Contemporary religious thinkers sometimes present a stark division between wealth and righteousness, arguing that embracing righteousness necessarily means spurning wealth. The early church, however, had a more nuanced view. Consider, for example, Clement of Alexandria (d. 215 ad). During Clement’s lifetime, Alexandria was among the world’s important centers of culture and trade, and his congregation was one of the most cosmopolitan of the Roman Empire. But did Clement exhort his affluent congregants to cast away their wealth?
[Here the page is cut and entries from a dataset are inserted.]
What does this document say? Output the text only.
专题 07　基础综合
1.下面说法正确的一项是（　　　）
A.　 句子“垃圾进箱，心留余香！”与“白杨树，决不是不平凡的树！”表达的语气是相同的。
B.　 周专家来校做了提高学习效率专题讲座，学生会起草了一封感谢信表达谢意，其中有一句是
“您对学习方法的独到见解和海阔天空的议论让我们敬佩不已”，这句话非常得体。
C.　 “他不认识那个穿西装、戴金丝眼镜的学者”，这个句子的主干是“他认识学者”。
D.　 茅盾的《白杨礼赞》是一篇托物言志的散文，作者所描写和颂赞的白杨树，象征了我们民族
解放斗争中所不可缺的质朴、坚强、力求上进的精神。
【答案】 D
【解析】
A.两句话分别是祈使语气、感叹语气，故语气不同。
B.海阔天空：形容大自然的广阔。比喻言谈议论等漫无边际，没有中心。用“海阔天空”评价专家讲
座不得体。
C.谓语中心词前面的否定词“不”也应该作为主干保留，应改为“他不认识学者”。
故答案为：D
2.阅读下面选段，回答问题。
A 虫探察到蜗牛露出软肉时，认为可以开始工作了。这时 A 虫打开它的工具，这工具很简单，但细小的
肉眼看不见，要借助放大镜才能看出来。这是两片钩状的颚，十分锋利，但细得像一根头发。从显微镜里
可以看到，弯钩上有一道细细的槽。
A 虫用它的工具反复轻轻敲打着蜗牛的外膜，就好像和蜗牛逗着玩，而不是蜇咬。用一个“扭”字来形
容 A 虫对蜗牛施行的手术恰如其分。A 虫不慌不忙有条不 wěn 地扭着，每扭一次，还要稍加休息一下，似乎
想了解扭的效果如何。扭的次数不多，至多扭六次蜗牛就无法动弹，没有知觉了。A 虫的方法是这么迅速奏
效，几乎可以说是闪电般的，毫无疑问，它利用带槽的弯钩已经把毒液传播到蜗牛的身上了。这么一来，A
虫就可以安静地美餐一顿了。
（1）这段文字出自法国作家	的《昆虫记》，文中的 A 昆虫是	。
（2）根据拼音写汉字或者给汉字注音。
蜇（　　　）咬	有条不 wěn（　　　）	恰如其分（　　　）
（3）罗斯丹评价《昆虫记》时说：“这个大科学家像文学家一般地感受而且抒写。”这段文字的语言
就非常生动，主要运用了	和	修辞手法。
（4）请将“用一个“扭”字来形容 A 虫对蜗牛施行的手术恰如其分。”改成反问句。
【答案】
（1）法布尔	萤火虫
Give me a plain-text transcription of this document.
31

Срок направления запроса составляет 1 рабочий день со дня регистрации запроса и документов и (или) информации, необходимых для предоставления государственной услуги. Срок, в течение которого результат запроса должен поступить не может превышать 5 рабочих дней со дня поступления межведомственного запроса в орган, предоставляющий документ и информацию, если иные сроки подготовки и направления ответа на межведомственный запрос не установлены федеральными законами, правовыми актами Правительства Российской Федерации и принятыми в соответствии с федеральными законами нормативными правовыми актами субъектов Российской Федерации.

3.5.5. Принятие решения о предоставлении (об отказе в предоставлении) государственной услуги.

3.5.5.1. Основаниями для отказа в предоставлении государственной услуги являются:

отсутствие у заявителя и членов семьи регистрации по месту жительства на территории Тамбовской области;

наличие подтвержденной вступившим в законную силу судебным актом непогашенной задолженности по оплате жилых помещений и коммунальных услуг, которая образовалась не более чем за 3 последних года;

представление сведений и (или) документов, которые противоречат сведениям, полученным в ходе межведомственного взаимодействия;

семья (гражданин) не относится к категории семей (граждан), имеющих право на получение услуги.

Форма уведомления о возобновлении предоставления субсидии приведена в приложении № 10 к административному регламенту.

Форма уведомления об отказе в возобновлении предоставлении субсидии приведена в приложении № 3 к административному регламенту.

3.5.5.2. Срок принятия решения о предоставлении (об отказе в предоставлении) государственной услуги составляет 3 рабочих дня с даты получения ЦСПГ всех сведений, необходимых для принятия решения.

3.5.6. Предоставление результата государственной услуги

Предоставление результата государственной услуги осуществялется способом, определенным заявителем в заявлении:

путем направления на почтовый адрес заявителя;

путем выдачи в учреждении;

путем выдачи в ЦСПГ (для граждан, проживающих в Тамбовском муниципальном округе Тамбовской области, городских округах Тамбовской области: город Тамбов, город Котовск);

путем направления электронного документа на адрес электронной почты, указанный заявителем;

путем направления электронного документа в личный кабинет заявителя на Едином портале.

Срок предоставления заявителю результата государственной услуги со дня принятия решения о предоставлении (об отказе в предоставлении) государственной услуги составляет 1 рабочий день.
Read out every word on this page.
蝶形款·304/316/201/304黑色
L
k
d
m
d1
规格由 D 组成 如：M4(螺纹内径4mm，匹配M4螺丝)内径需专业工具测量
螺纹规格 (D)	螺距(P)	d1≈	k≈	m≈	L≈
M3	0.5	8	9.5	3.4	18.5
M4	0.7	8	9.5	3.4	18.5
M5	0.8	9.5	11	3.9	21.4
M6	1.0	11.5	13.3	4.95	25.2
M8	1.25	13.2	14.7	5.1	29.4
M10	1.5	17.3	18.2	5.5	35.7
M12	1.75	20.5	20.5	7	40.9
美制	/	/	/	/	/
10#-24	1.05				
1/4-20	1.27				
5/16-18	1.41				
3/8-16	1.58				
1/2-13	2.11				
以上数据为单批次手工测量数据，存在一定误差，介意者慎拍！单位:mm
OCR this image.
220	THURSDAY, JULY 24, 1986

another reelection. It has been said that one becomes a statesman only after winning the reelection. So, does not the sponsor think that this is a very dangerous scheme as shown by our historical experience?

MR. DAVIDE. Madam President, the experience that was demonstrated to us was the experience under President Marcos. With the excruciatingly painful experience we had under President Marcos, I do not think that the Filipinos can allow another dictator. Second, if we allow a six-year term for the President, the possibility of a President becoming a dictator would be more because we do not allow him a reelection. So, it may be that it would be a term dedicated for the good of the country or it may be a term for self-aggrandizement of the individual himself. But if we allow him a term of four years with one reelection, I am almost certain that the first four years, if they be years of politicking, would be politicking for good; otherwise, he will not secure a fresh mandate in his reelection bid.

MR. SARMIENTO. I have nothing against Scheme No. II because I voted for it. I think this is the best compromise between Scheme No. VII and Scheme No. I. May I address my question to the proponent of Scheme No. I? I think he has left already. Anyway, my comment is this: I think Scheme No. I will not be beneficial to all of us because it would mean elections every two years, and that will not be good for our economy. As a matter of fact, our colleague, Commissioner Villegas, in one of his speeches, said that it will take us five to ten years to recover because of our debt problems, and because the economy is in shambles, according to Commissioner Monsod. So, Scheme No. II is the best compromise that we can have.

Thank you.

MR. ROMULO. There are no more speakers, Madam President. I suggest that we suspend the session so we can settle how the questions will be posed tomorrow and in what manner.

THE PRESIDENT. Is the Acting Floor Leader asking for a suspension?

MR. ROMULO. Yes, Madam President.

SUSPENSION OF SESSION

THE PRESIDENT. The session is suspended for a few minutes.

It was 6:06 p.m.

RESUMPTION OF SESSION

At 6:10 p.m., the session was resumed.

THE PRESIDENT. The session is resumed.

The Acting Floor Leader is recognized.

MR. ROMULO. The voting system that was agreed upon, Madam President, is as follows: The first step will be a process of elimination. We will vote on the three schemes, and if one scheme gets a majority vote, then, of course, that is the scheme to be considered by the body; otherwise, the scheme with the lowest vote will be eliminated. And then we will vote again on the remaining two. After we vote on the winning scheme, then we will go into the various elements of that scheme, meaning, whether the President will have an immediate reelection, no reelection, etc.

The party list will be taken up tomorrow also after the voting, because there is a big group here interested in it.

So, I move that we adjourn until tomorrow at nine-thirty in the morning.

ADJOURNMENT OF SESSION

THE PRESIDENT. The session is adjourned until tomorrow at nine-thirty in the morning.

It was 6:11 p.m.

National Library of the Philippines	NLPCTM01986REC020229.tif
Not exactly. In his homily on Matthew 19:16–30, “Who Is the Rich Man That Is Saved?,” Clement cautions that wealth can be perilous, but one cannot avoid this peril merely by renouncing wealth. Rather, wealth and worldly goods are gifts of God. As such, Clement explains, “They lie at our disposal like materials or like instruments that can be well used by those who know how.” If an instrument is used poorly, one blames the one who wields it, not the instrument. In the same way, the blame for the unjust use of wealth lies not with the wealth but with its owner. “That which is capable of using it well or ill by reason of its free choices is to be held responsible,” and, for Clement, “this is the human mind, which possesses both independent judgment and the power of free choice in the disposal of what has been given it.” Therefore, according to Clement, “what is to be destroyed is not one’s possessions but the passions of the soul, which hinder the right use of one’s property.”

God has given us reason, freedom, and responsibility, as well as goods, wealth, and property. Stewardship does not necessarily mean renouncing wealth (though some are called to do so); it does mean responsibly using that which God has entrusted to us. It is a difficult calling, but one we are not free to reject. The Acton Institute is committed to promoting the responsible stewardship of wealth in a market economy, and I thank you for the support that allows us to do so.